The study is based on a database of 584,734 British dogs, which the researchers assembled from breed registries, pet insurance companies, veterinary companies and other sources. These types of records, which can be prone to various biases, are not necessarily representative of Britain’s general canine population, the scientists acknowledged.


But Dr. Audrey Ruple, a veterinary epidemiologist at Virginia Tech who was not involved in the new study, said the researchers’ use of so many different data sources was one of the study’s strengths. “I think this is a fantastic approach,” she said.


Most of the dogs were purebred, representing one of 155 breeds; the rest were combined into a single crossbred category. The researchers categorized each breed’s overall body size as small, medium or large and its head shape as flat-faced, medium-proportioned or long-faced.

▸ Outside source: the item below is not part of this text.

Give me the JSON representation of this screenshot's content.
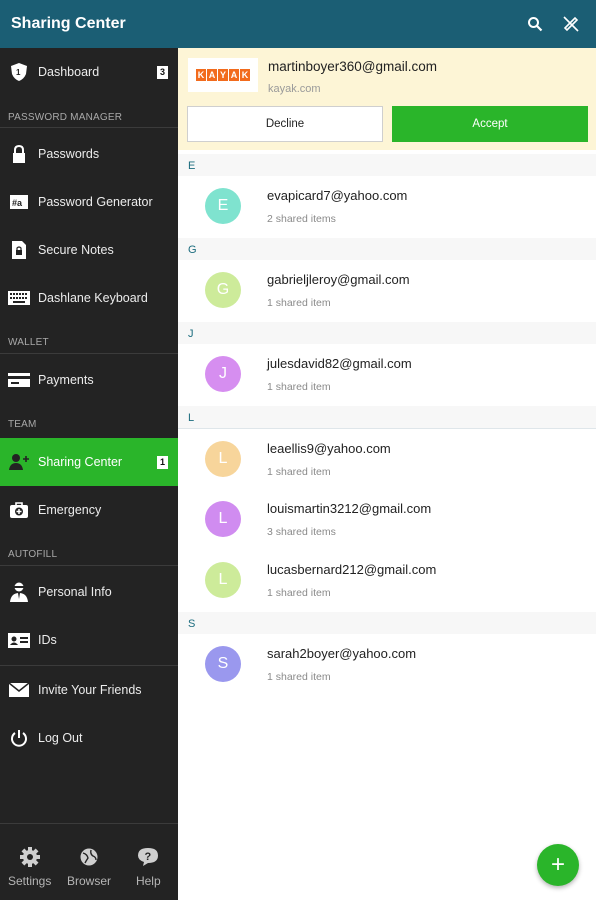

Across all dogs, the median life span was 12.5 years, the researchers found, but average life span varied “quite spectacularly” among breeds, McMillan said. Lancashire heelers, a breed of petite herding dogs, were canine Methuselahs, living 15.4 years on average. The much larger Caucasian shepherd dogs, though, had an average life span of just 5.4 years.


As a group, small breeds lived 12.7 years on average, compared with 11.9 years for large breeds. This was consistent with prior research on dogs and other mammals, which has generally found that within a given species, smaller individuals tend to outlive larger ones.


Flat-faced breeds, which are also called brachycephalic, lived 11.2 years on average, while medium- and long-faced breeds had average life spans of 12.8 and 12.1 years. Some flat-faced breeds, such as the French bulldog, have become wildly popular. But experts have warned that their extremely short snouts can lead to respiratory problems, heat stroke and other health challenges.


Some of the traits associated with shorter life spans also appeared to compound one another, the researchers found. As a group, small, long-nosed breeds, such as miniature dachshunds and whippets, lived 13.3 years on average — roughly 2 1/2 years longer than large, short-nosed breeds such as boxers and bull mastiffs, which together had an average life expectancy of 10.7 years.


Evolutionary history played a role, too. Closely related breeds had more similar life expectancies.


The researchers also found that purebred dogs, as a group, had average life spans of 12.7 years compared with 12.0 years for crossbred dogs. That survival advantage for purebred dogs contradicts some prior research and could stem from the fact that all crossbred dogs — regardless of size or breed mix — were combined into a single category, scientists said.


But Ruple said she was glad to see results that challenged the conventional wisdom that mixed-breed dogs are always healthier than their purebred counterparts. “I think it is a more complex question than that,” she said. “There are pure breeds of dogs that are generally pretty healthy.”